Courtesy of STARR Restaurant Group

Do you think ghost kitchens have staying power post-pandemic?

Stephen Starr: I’m not convinced that virtual concepts constitute the future of the restaurant industry. I don’t believe people’s dining habits have changed forever and that these concepts will be so important once people feel safe going out again. I just wanted to do something that has an immediate impact, by keeping my staff employed, without having to invest a ton of time or capital on it.

What does the future hold for Jackass Burrito?

Photo by Alex Cahanap

SS: I think it would be great for brick-and-mortar, specifically as a fast-casual option at college campuses. I’m already scouting some properties in Cambridge, New Haven, and areas around Penn State University.

How did you come up with the name?

SS: When I was thinking about this concept, I found out that burrito means “little donkey,” which is also a jackass. It reminded me of when I was growing up and my aunt used to say to me “Stephen, don’t be a jackass,” which puts a smile on my face. Most virtual concepts these days tend to be generic. We’re trying to give them soul, at least in the name. Jackass Burrito felt like the safest way to give it to you straight and bring the humor — there’s something very refreshing in that right now.

The concept really harnesses the power of social media, and Jackass Burrito’s Instagram features a ton of great memes. Do you have a favorite meme account?

SS: Truth be told, I wasn’t that familiar with memes until a few months ago. My kid showed me this account with waiter memes that I like: @serverlifememes. When we were launching Jackass [Burrito], I knew this stuff would resonate with Gen Z’ers.

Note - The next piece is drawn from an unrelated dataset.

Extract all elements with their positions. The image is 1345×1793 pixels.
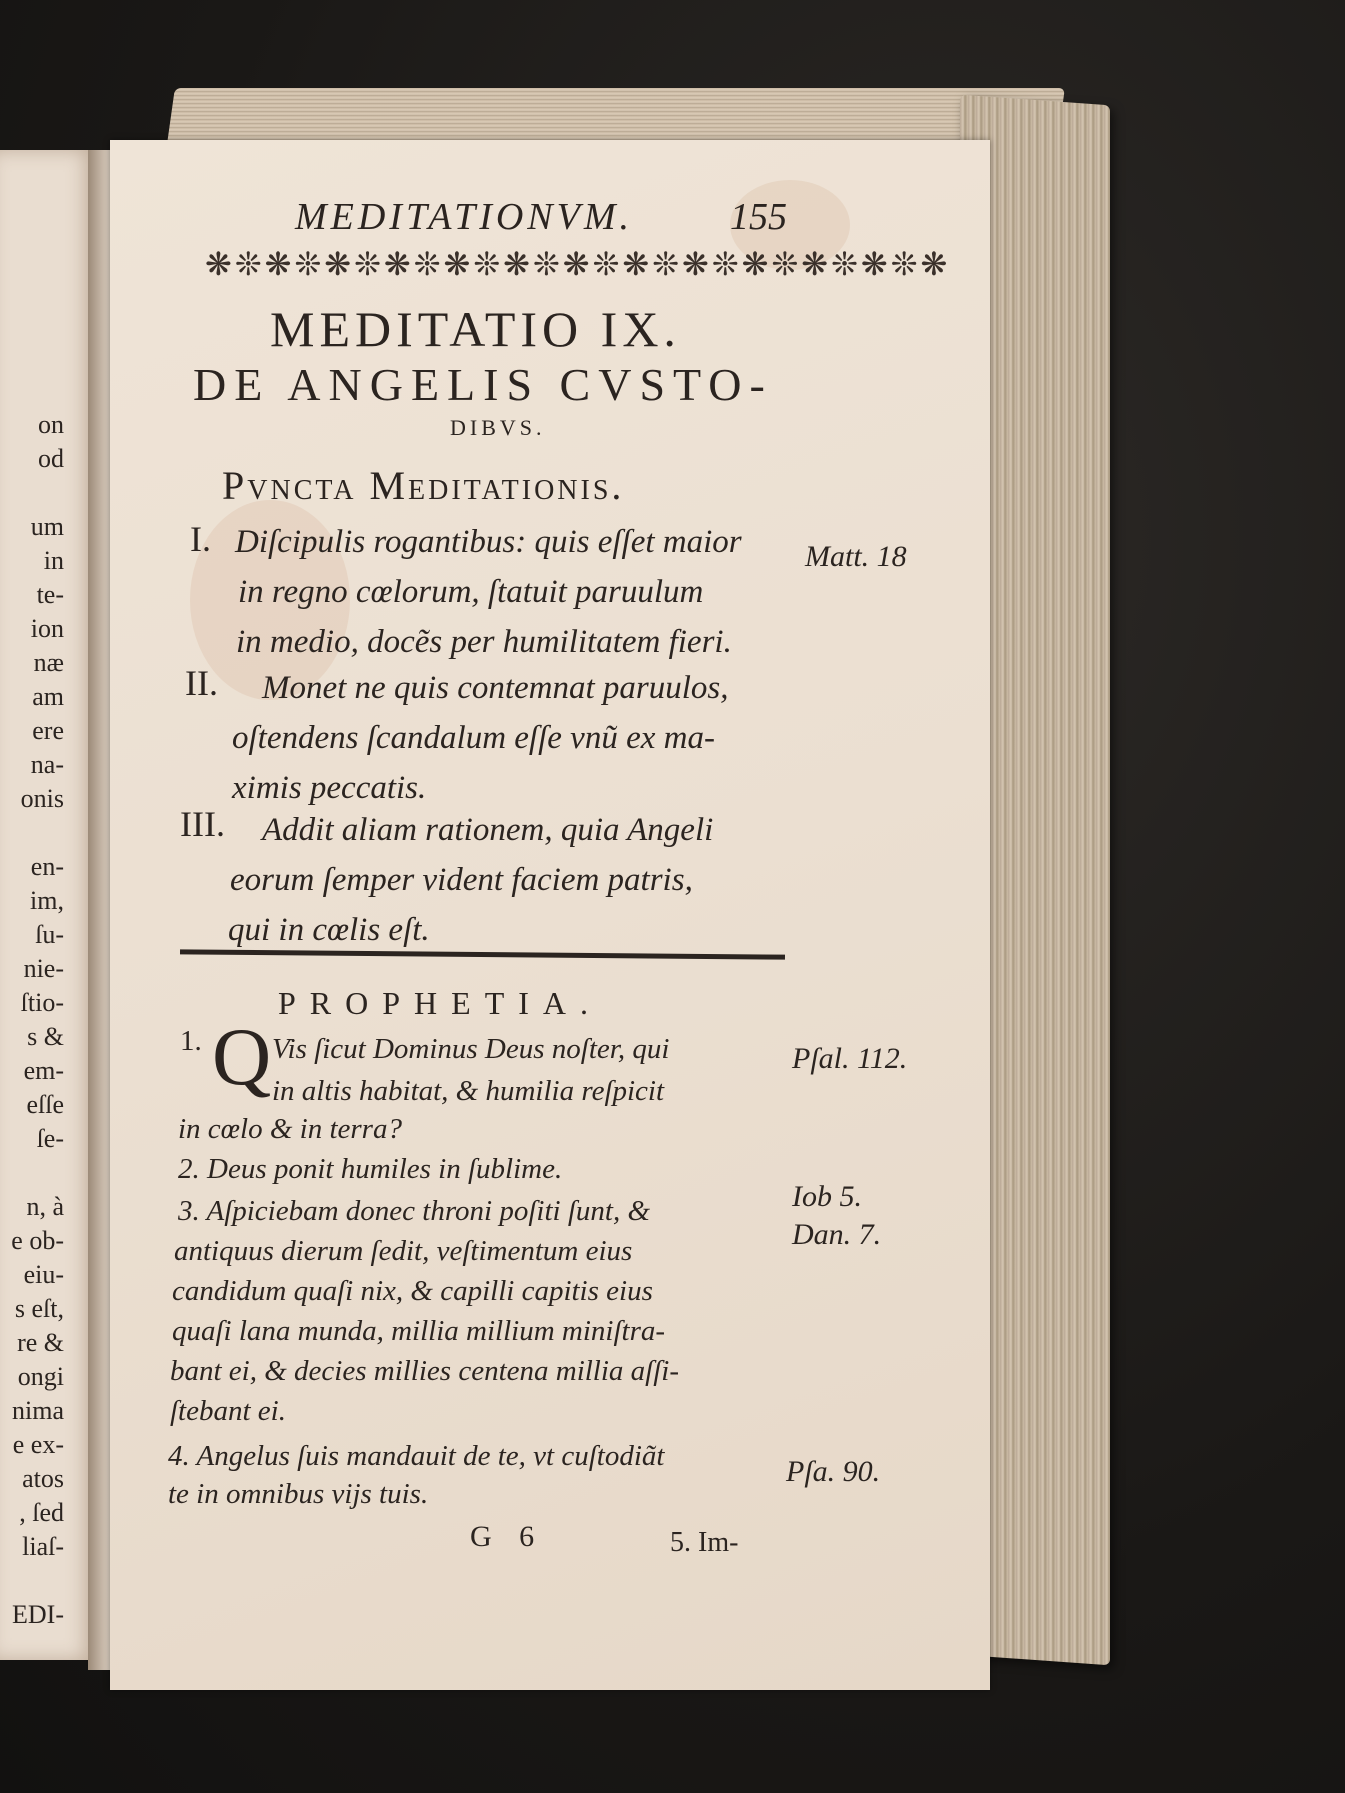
left-page-fragment: ſe- [36,1124,64,1153]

People of all ages seem to be gravitating toward comfort food right now. Why do you think that is?

Photo by Alex Cahanap

SS: The idea to do “kinda Korean” with Pete’s Place was all our chef, Peter Serpico. The inspiration came from quarantine months cooking at home with his daughter — noodles and stews made of whatever they could dig up in the pantry. He figured if it’s all they crave, it might be someone else’s craving, too. And he was right. It’s all my son wants to eat right now. As for burritos, they were our bestsellers at El Vez and El Rey, so I riffed on them and added some new options, like the All-Day Breakfast burrito and the Baja Shrimp.